I am translating a PyMC model to use a BART specification. I have a couple questions about the ability/syntax to replicate model structures using BART. My base model is given below where X is a set of covariates that vary across observations and Z is a set of covariates that vary across groups of observations.
cbsa, mn_cbsa = df.cbsa.factorize()
coords = {"cbsa": mn_cbsa, "cbsa_vars":Z.columns.values, "cbg_vars":X.columns.values}
n_obs = df.shape[0]
with pm.Model(coords=coords) as icar_model:
# Priors
sigma_a = pm.HalfCauchy("sigma_a", 5)
# prior for alpha
alpha = pm.Beta("alpha", alpha=2, beta=2)
# variance parameter of the spatially dependent random effects
tau_spat = pm.Gamma("tau_spat", alpha=1.0, beta=1.0)
phi = pm.CAR("phi", mu=np.zeros(n_obs), tau=tau_spat, alpha=alpha, W=adj_matrix)
# CBSA model
gamma_0 = pm.Normal("gamma_0", mu=0.0, sigma=10.0)
gamma_1 = pm.Normal("gamma_1", mu=0.0, sigma=10.0, dims="cbsa_vars")
# Density model for intercept
mu_a = pm.Deterministic("mu_a", gamma_0 + pt.dot(Z, gamma_1))
# CBSA variation not explained by covariates
epsilon_a = pm.Normal("epsilon_a", mu=0, sigma=1, dims="cbsa")

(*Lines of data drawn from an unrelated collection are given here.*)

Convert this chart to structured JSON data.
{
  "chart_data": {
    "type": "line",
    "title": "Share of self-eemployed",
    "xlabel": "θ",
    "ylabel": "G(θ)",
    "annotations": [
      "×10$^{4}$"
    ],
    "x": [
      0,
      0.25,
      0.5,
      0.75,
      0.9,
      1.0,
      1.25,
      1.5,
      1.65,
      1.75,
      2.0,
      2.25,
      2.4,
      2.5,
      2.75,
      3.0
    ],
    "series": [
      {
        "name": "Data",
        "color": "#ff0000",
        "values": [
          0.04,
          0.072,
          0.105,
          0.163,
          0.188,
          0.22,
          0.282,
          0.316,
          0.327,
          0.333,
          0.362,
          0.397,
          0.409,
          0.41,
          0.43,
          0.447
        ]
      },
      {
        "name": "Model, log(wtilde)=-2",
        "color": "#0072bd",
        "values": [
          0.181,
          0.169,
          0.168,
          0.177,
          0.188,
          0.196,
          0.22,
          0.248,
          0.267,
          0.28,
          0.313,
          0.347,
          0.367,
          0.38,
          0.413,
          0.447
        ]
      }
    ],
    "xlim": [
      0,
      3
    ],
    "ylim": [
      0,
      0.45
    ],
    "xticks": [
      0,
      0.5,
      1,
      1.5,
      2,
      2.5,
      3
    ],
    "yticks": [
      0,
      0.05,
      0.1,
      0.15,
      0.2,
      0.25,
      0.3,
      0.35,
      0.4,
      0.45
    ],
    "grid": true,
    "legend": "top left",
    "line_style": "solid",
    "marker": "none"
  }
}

const = pm.Deterministic("const", mu_a + sigma_a * epsilon_a, dims="cbsa")
# Common slope
beta = pm.Normal("beta", mu=0.0, sigma=10.0, dims="cbg_vars")
# Model error
sigma_y = pm.Uniform("sigma_y", lower=0, upper=100)
# Expected value
y_hat = const[cbsa] + pt.dot(X,beta) + phi
# likelihood of the observed data
y_i = pm.Normal("y_i", mu=y_hat, sigma=sigma_y, observed=y)
I am able to combine X and Z into a single matrix and estimate the model as follows
coords = {"cbg_vars":X.columns.values}
n_obs = df.shape[0]
rng = np.random.default_rng(42)
with pm.Model(coords=coords) as bart_model:
# Priors
sigma_a = pm.HalfCauchy("sigma_a", 5)
# prior for alpha
alpha = pm.Beta("alpha", alpha=2, beta=2)

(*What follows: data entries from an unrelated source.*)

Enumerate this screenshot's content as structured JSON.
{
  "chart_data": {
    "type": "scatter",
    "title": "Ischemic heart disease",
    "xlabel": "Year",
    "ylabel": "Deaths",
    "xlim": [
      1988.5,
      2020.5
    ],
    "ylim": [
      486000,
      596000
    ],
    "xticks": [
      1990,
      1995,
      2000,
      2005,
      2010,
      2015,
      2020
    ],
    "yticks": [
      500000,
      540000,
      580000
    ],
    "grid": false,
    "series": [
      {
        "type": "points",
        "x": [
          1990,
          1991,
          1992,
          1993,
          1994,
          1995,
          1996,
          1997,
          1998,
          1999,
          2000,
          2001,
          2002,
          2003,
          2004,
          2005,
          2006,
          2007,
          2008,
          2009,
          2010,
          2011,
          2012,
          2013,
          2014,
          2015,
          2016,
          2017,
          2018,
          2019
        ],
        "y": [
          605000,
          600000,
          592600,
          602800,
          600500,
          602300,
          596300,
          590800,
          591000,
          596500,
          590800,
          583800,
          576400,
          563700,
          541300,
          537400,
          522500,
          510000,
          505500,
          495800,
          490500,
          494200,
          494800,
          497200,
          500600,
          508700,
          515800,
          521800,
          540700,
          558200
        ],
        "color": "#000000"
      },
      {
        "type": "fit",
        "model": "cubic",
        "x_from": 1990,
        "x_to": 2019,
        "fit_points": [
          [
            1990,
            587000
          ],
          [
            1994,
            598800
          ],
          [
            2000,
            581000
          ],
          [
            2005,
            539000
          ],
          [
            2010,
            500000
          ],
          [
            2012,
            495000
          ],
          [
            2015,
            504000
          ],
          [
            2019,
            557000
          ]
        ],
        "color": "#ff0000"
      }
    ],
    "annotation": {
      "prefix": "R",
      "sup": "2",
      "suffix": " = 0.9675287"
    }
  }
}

# variance parameter of the spatially dependent random effects
tau_spat = pm.Gamma("tau_spat", alpha=1.0, beta=1.0)
phi = pm.CAR("phi", mu=np.zeros(n_obs), tau=tau_spat, alpha=alpha, W=adj_matrix)
w = pmb.BART("w_cbg", X=X, Y=y, m=100)
# Model error
sigma_y = pm.Uniform("sigma_y", lower=0, upper=100)
# Expected value
y_hat = w + phi
# likelihood of the observed data
y_i = pm.Normal("y_i", mu=y_hat, sigma=sigma_y, observed=y)
Question 1: Can heteroskedasticity be applied to this model? Modeling Heteroscedasticity with BART — PyMC-BART
The example appears to have 1 covariate and specifying a shape of (2,n_obs) allows for the specification of a variance term. However, I cannot make it work with multiple covariates (tried both (2,n_obs) and (n_variables+1,n_obs). I get parallelsampling and parametervalue errors.
Question 2. Does it matter that I had to change the group-level variables into individual variables in a BART model? The variable values will still be the same across observations within the same group. The difference in a standard Bayesian model would be the number of random parameters would differ for epsilon_a = pm.Normal("epsilon_a", mu=0, sigma=1, dims="cbsa")
.
I came across some other examples at Cohort Retention Analysis with BART - Dr. Juan Camilo Orduz, which use a MutableData syntax and some other features. Would those features help with any of these questions?